Jewish American identity

As Jewish Americans, we should feel obligated to speak out on behalf of the Dreamers and African refugees, and others.

An American Jew wearing a kippa embroidered with the US and Israeli flags attends a Hanukka reception at the White House last year (photo credit: REUTERS)
An American Jew wearing a kippa embroidered with the US and Israeli flags attends a Hanukka reception at the White House last year
(photo credit: REUTERS)
As an American rabbi, I know that I and my family members owe our lives to the openness and generosity of this country. At our Passover Seders last week, we were will be reminded that for us our ancestors were wandering Arameans.
Being from somewhere else is embedded in our DNA, as the Haggada reminds us. My parents were German and Austrian Jewish refugees driven from Europe by the Holocaust. They were welcomed in by this country, rebuilt their lives here, and raised two Americans, my sister and me.
Other than Native Americans, all of us who call America home came from somewhere else. Jews, as much as any other group, fled pogroms and poverty and discrimination. For 2,000 years, we have lived as refugees. Having been expelled from Israel, we were then pushed from place to place, expelled and persecuted in one country after another. It is no accident that a common antisemitic trope throughout history has been the image of the “wandering Jew” or the “rootless cosmopolitan.” These negative stereotypes share a kernel of truth in that our lives wherever we happened to live were often fragile and precarious.
Our stories of the United States as a refuge inspire a deep sense of gratitude to this country and are integral to the Jewish American identity.
We must recall this common history when threats arise to other groups seeking protection in our own time. A few weeks ago, the US Supreme Court rejected President Donald Trump’s attempt to speed up a court hearing challenging his efforts to deport young undocumented immigrants called “Dreamers.” Just a few days before, African refugees in Israel began a hunger strike to protest the government’s plan to deport refugees from Eritrea and Sudan, which is scheduled to go into effect on April 1.
As a Jew, I believe fervently that Israel and America should offer shelter to these groups instead of endangering their lives. To offer refuge is to live by our Jewish and American values, to protect human rights, and to remember our history.

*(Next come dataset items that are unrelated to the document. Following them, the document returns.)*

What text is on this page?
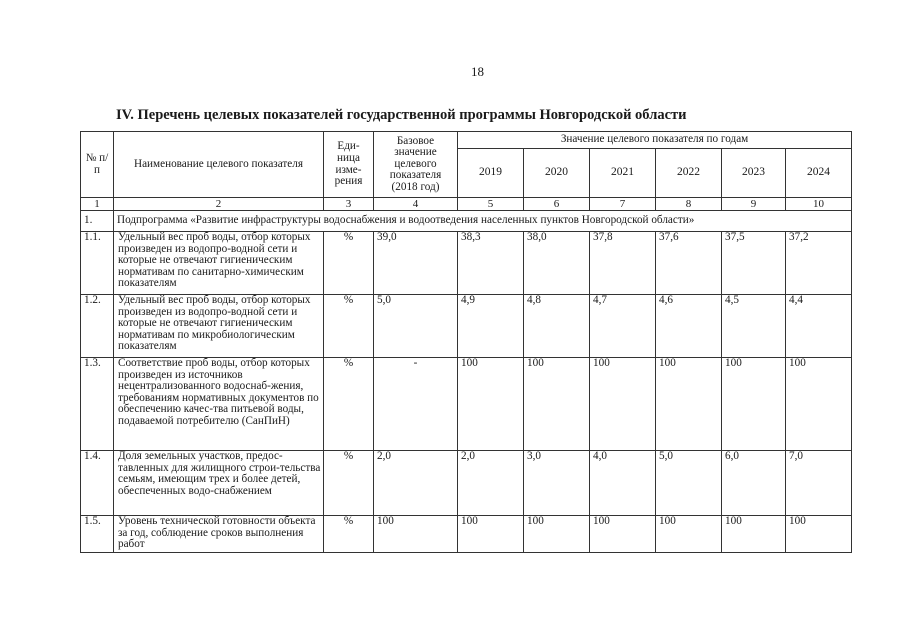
18
IV. Перечень целевых показателей государственной программы Новгородской области
№ п/п	Наименование целевого показателя	Еди-ница изме-рения	Базовое значение целевого показателя (2018 год)	Значение целевого показателя по годам					
				2019	2020	2021	2022	2023	2024
1	2	3	4	5	6	7	8	9	10
1.	Подпрограмма «Развитие инфраструктуры водоснабжения и водоотведения населенных пунктов Новгородской области»								
1.1.	Удельный вес проб воды, отбор которых произведен из водопро-водной сети и которые не отвечают гигиеническим нормативам по санитарно-химическим показателям	%	39,0	38,3	38,0	37,8	37,6	37,5	37,2
1.2.	Удельный вес проб воды, отбор которых произведен из водопро-водной сети и которые не отвечают гигиеническим нормативам по микробиологическим показателям	%	5,0	4,9	4,8	4,7	4,6	4,5	4,4
1.3.	Соответствие проб воды, отбор которых произведен из источников нецентрализованного водоснаб-жения, требованиям нормативных документов по обеспечению качес-тва питьевой воды, подаваемой потребителю (СанПиН)	%	-	100	100	100	100	100	100
1.4.	Доля земельных участков, предос-тавленных для жилищного строи-тельства семьям, имеющим трех и более детей, обеспеченных водо-снабжением	%	2,0	2,0	3,0	4,0	5,0	6,0	7,0
1.5.	Уровень технической готовности объекта за год, соблюдение сроков выполнения работ	%	100	100	100	100	100	100	100
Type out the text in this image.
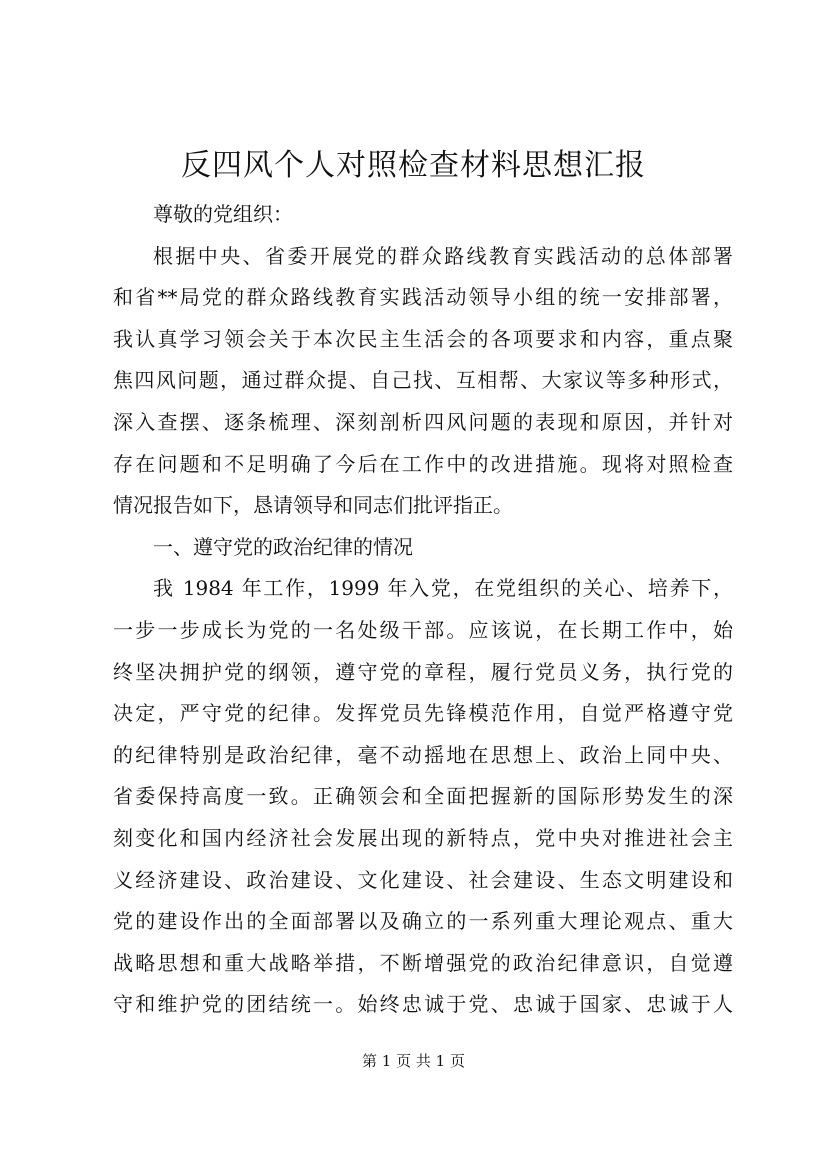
反四风个人对照检查材料思想汇报
尊敬的党组织：
根据中央、省委开展党的群众路线教育实践活动的总体部署
和省**局党的群众路线教育实践活动领导小组的统一安排部署，
我认真学习领会关于本次民主生活会的各项要求和内容，重点聚
焦四风问题，通过群众提、自己找、互相帮、大家议等多种形式，
深入查摆、逐条梳理、深刻剖析四风问题的表现和原因，并针对
存在问题和不足明确了今后在工作中的改进措施。现将对照检查
情况报告如下，恳请领导和同志们批评指正。
一、遵守党的政治纪律的情况
我 1984 年工作，1999 年入党，在党组织的关心、培养下，
一步一步成长为党的一名处级干部。应该说，在长期工作中，始
终坚决拥护党的纲领，遵守党的章程，履行党员义务，执行党的
决定，严守党的纪律。发挥党员先锋模范作用，自觉严格遵守党
的纪律特别是政治纪律，毫不动摇地在思想上、政治上同中央、
省委保持高度一致。正确领会和全面把握新的国际形势发生的深
刻变化和国内经济社会发展出现的新特点，党中央对推进社会主
义经济建设、政治建设、文化建设、社会建设、生态文明建设和
党的建设作出的全面部署以及确立的一系列重大理论观点、重大
战略思想和重大战略举措，不断增强党的政治纪律意识，自觉遵
守和维护党的团结统一。始终忠诚于党、忠诚于国家、忠诚于人
第 1 页 共 1 页
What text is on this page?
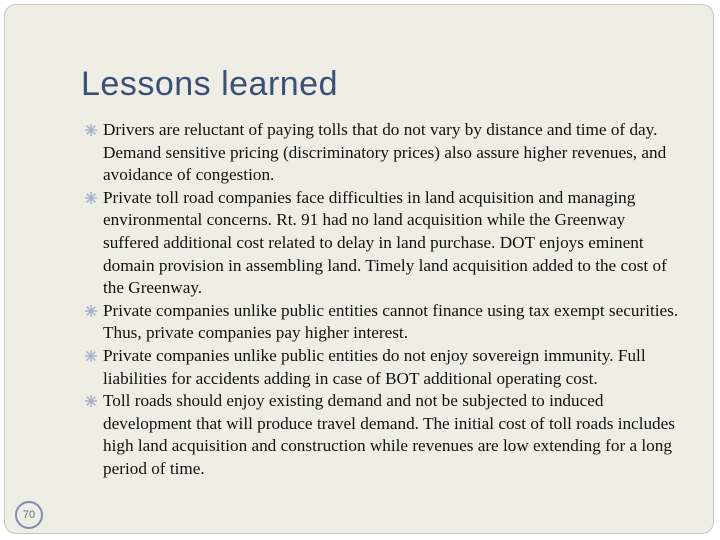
Lessons learned
Drivers are reluctant of paying tolls that do not vary by distance and time of day. Demand sensitive pricing (discriminatory prices) also assure higher revenues, and avoidance of congestion.
Private toll road companies face difficulties in land acquisition and managing environmental concerns. Rt. 91 had no land acquisition while the Greenway suffered additional cost related to delay in land purchase. DOT enjoys eminent domain provision in assembling land. Timely land acquisition added to the cost of the Greenway.
Private companies unlike public entities cannot finance using tax exempt securities. Thus, private companies pay higher interest.
Private companies unlike public entities do not enjoy sovereign immunity. Full liabilities for accidents adding in case of BOT additional operating cost.
Toll roads should enjoy existing demand and not be subjected to induced development that will produce travel demand. The initial cost of toll roads includes high land acquisition and construction while revenues are low extending for a long period of time.
70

Dreamers were brought to the US as children, involuntarily. Many of them have no memories of their parents’ countries – and many of those countries, such as El Salvador, remain dangerous. To send them back would be to penalize them for their parents’ actions, uprooting them from their homes and putting their very lives at risk. Threatening the 800,000 DACA (Deferred Action for Childhood Arrivals) recipients or 3.6 million total Dreamers with deportation is an attack on our deep-rooted Jewish American values.
In Israel, the story is similar. From 2006-2012, thousands of Eritrean and Sudanese refugees arrived in Israel, fleeing violence, political instability and crushing poverty. Eritrea is so oppressive – it’s notable for its practice of indefinite military conscription, essentially slave labor – that it is known as the “North Korea of Africa.” Sudan, as many Jews know from our advocacy for Darfur, has been a hotbed of genocide and other severe crises.
Many of these refugees were trafficked through the Sinai Peninsula, where they were tortured. Despite international treaty obligations, Israel has granted less than 1% of these people asylum. Almost every Israeli Jew has refugees in his or her family tree. We can’t sympathize with our own history and concurrently deny that sympathy to people suffering now.
It is not just the Haggada that reminds us what it is to be a stranger and dependent on the benevolence of a host country. The Torah itself reminds us over and over to “love the stranger, for you were strangers in the land of Egypt” (Deuteronomy 10:19). One of the names of God used in the Talmud is “Rahamana” or “Compassionate One,” showing the importance of caring for our fellow human beings.
This means that human rights should guide policy more than fear or hatred. The US welcomed my parents when they most desperately needed refuge. That reality shaped my family into the proud American Jews we became, painfully aware of our past and gratefully appreciative of our future.
As Jewish Americans, we should feel obligated to speak out on behalf of the Dreamers and African refugees, and others. We must urge both the US and Israel to turn to their histories of immigration and refuge for the dispossessed and act with compassion toward those who so desperately need a home today. In this way, we celebrate Passover and we live the words “You shall not oppress a stranger, for you know the feelings of the stranger, for you were strangers in the land of Egypt.” (Exodus 23:9)
The author is chief executive officer of the Central Conference of American Rabbis (CCAR).